I’m not really used to this caliber of transport, but like a lot of people who’ve been into cars for a while, I’ve ended up sitting shotgun in a lot of stuff, including high-end luxoliners like this one, the BMW M760Li. So when Alex Seremet of BMW Romania picked me up from the airport in the matte (“frozen” if we’re being official) black Bimmer, I was excited to shed practicality for a few days and actually spend some time driving one of these leather-wrapped imperators.
Getting in for the first time was like being at the helm of something very complex that you’re not trained to use, but after spending a few minutes getting acquainted with the mass of buttons and knobs it was easy to set the GPS and concentrate on driving this stat-junkies dream car, one with 610hp coming from a twin-turbo V12 and an assault on 62 mph that takes 3.7 seconds. From a stretched full-size sedan. Like a lot of modern BMWs though, this car’s weight is actually tilting the trajectory back downwards, with the newer cars coming in with lower numbers on the scale than previous generations thanks to liberal use of aluminum, carbon fiber, and the kinds of poly-plastics that people go to grad school to create. What was it like to live with this car for a few days then? The picture below does a perfect job of not summing up the experience.
The big V12 is not some sonorous Italian soprano, but in sport mode with the exhaust opened up it certainly turned heads of the typically uninterested livestock roaming nearby up in the mountains. And in dense traffic in the city, most faces are already looking your way long before the engine announces itself. Being someone who’s predominantly owned and driven cars from the ‘90s that the average pedestrian assumes is a hand-me-down that I never grew out of, it was a bit jarring to draw so much attention, but I suppose it just illustrates the car’s achievement in presence; though wearing the #1 mobster-approved paint job, the rest of the car is subtle yet stately, its styling offering a lot to look at, but not packaged in a way that forces you to. There are details and a lot of creases worked into the shape, but it never looks busy or overdone.
And being at the wheel of this BMW, it’s hard not to indulge in the comforts offered (at one point I had the steering wheel heater on at the same time as the air-conditioned seat, which, of course, was in full-body massage mode). On that subject, the seat mimics the car it’s in, as the big chair is equally adept at holding you when you tell the bolsters to snuggle up as it is at coddling you in traffic.
In cars like these you expect the rear doors to open up to the focal point of the interior, and while the old school yet not in a stilted way foldaway tray table and air-conditioned fridge and massive screens and footrests and pliable leather make for a truly comfortable place to be, most of the time this capacity to impress CEOs was used as a place to store things like the backpack I used to hide beers in in my freshman dorm. It swallowed camera gear, travel luggage, and, appropriately, suits with room to spare. I’m sure it would be a great little nest to spend a few hours in whooshing along some highway on a rainy day, but it’d be hard to ever leave the driver’s seat once you’ve tried it.
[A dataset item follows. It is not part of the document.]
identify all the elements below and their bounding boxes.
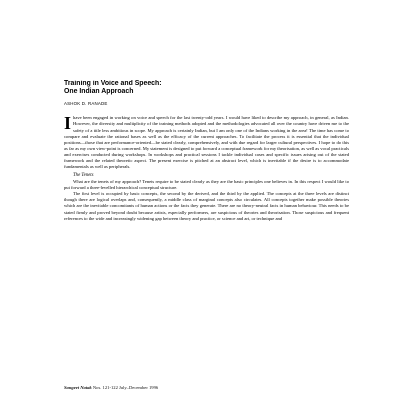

Pressing the sport button uncloaks the car’s potential, trading the sensor-obedient suspension mode and the economical throttle settings for a general tautness that makes an already very fast car even more fun to drive around as if it were half as big as it is. The four wheel steering helps this feeling of belied size continue when you leave open space for city congestion too; while I had a considerably difficult time finding the size of parking space required to fit the longest production BMW ever built, making increasingly frustrated laps around the block in the hunt for one was surprisingly easy.
For instance, in one four-lane roundabout packed with little hatchbacks paying no mind to any of them, I was certain insurance companies would be called soon after my exit, but even playing “can you drive like a Mongolian taxicab” along with everyone else was no issue. It wasn’t my first time driving a big car in small spaces, but it was a uniquely simple one. Also, I’d always thought lane assist warnings and other safety aids were only going to make people pay even less attention to doing a not-bad job of driving their cars, but there are times when it’s nice to know about the child moped driver seemingly holding on to your quarter panel before you try switching lanes amid horns and low light and attempts to cross check the GPS with street signs almost wholly unpronounceable to you.
After handing back the key, the overall impression left with me was a mixture of yearning and bemusement; a longing to be able to daily drive a car like this, and a lingering feeling that it operates under different physical laws than the rest of the world’s objects. Is that overly praiseworthy? I don’t care if so, there is something special about any car that performs and pampers like this one can. It will never compete with the sensations of driving something vintage and analog, but as far as contemporary cars go, what more do you want? It’s half cruise ship, half cruise missile.